Monday night is one of 2022’s most extravagant joys, bringing an end to what reminds us of television 10 years ago. HBO’s “The Gilded Age” had a strong discussion about the effectiveness of the series creator Julian Fellowes’ method. As a delivery person of the joy of the story.

All episodes are an hour of fantasia, and you can roam freely without suffering from conspiracies that appear to be decorative at best. Synapse Ignition or Nuance Development In this series, Carrie Coon and Morgan Spector struggle to stand up in a hardened class-obsessed society, playing the beginners of an arriving society whose ambitions match only by dedication to each other. is about. For them to succeed, their candid self-belief is our own time rather than ourselves, and their continued appearance is more of a performance that can be watched over by Kuhn’s big, bold and endless. Because it develops a lot.

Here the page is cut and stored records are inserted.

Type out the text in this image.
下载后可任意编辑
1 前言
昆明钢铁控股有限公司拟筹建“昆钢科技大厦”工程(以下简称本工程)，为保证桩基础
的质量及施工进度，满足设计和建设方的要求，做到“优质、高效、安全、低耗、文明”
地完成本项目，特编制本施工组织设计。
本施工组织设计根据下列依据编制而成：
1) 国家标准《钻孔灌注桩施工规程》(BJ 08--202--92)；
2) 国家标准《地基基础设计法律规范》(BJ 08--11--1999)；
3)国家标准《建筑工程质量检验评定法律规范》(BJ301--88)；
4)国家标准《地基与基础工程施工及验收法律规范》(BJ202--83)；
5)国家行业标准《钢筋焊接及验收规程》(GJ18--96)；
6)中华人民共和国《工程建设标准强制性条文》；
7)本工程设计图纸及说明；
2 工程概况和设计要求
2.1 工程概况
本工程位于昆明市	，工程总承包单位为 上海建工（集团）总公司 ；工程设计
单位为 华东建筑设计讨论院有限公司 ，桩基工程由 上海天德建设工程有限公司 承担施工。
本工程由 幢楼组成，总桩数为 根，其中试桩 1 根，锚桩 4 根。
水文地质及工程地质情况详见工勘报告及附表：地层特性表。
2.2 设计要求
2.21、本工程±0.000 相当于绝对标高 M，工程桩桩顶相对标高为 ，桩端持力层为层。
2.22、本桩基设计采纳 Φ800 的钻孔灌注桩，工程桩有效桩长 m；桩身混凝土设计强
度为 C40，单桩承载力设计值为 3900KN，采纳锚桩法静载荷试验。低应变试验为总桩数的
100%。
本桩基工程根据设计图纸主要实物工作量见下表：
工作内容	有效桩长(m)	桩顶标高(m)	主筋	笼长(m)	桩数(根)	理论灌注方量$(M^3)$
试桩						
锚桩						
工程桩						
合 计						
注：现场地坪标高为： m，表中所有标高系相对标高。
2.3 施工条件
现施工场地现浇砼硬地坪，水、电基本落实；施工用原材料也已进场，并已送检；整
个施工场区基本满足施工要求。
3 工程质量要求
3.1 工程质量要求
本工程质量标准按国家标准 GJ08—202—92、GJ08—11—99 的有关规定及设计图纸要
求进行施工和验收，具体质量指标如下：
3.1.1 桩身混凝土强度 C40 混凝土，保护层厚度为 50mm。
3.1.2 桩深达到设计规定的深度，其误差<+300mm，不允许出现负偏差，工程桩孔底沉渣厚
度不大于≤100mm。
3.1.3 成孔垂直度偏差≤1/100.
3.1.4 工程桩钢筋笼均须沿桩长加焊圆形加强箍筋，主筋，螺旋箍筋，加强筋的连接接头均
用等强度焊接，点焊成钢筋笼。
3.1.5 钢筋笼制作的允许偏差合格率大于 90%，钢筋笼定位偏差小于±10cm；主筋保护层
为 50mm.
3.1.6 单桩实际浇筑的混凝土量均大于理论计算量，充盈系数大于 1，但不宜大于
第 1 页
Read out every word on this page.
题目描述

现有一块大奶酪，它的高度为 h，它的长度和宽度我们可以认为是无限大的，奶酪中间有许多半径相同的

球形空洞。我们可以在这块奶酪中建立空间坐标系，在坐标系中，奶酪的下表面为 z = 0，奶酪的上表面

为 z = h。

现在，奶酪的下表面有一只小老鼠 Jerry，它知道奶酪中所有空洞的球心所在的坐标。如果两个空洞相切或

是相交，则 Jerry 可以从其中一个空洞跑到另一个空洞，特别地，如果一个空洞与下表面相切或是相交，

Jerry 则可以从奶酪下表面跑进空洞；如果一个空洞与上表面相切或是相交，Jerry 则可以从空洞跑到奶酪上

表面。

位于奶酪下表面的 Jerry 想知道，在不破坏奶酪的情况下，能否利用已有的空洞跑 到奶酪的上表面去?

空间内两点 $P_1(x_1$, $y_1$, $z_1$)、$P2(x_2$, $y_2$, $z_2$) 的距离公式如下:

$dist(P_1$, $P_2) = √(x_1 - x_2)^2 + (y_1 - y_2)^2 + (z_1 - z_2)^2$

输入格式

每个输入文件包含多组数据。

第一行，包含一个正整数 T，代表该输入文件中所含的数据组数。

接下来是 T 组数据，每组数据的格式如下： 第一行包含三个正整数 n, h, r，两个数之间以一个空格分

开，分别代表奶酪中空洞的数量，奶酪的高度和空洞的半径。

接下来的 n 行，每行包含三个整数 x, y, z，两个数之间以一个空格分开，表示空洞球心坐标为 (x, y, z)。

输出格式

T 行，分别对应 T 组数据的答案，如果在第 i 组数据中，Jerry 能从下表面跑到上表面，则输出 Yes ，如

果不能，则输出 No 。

Coon and Spector’s Bertha and George Russell’s opponents are mostly paper tigers. It’s a classic Fellowes trick to make sure his character is facing the opposite and easily roll over the opposite to satisfy him almost instantly. Bertha’s occasional real decline — the moment she faces an uncorrectable social obstacle — brings a new tone to Kuhn’s wild performance. She was escorted from Newport’s mansion through the back door, Matron of the house acted like a horror movie, and Kuhn endured the pain of humiliation as a scream queen.

Many other things are happening in The Gilded Age. The story of two young female twins, played by Louisa Jacobson and Denée Benton, seeks to find their foothold. Maggie Smith starred in Fellow “Downton Abbey”. This is a show where people as prominent as Cynthia Nixon are happy to play a relatively minor support role. Many plates are spinning. However, the soul of “The Gilded Age” lies to Russells. Russells’ continued quest drives the show, giving it an uncomplicated, easy-to-root charm.

This is not Fellowes’ first win. In 2011, Downton Abbey became the side of the state that was a hit almost instantly, thanks to its powerful combination. Virtues are rewarded and cheating is punished. Virtues can certainly take the form of “getting ahead of the times” — Michelle Dockery’s Lady Mary could resemble the values ​​of many viewers in the 21st century. She continued to be our heroine, with full respect and balance for tradition. Today, Bertha Russell incorporates a little more virtue and need into the equation, but Fellowes’s basic beat remains the same.

“Downton” has removed the irony and skepticism that Robert Altman brought to the script for Gosford Park’s Fellows. That great emotion arose in the context of respect for wealth and power, and the equation eventually became unbalanced. The progress at an early stage was remarkable.

In short, “The Gilded Age” is a show that is less interested in dismantling power than being close enough to see everything. Versa Russell wants to be part of society to see and celebrate her intrinsic value. She goes to parties and wears nice clothes because she enjoys others. Kuhn wisely plays Versa as a series of emotions. Complexity, willingness to leave things as they are.

It may sound like a faint praise, but it’s a fact. When “The Gilded Age” isn’t airing, it takes time for this viewer’s TV diet to fill up a particular spot. Watching “The Gilded Age” is not difficult. But that’s not nothing. The character wants and feels primarily recognizable. Julian Fellowes deserves praise for once again finding a way to an artistic and addictive viewable television. Viewers deserve the opportunity to watch a lot of television. More seasons.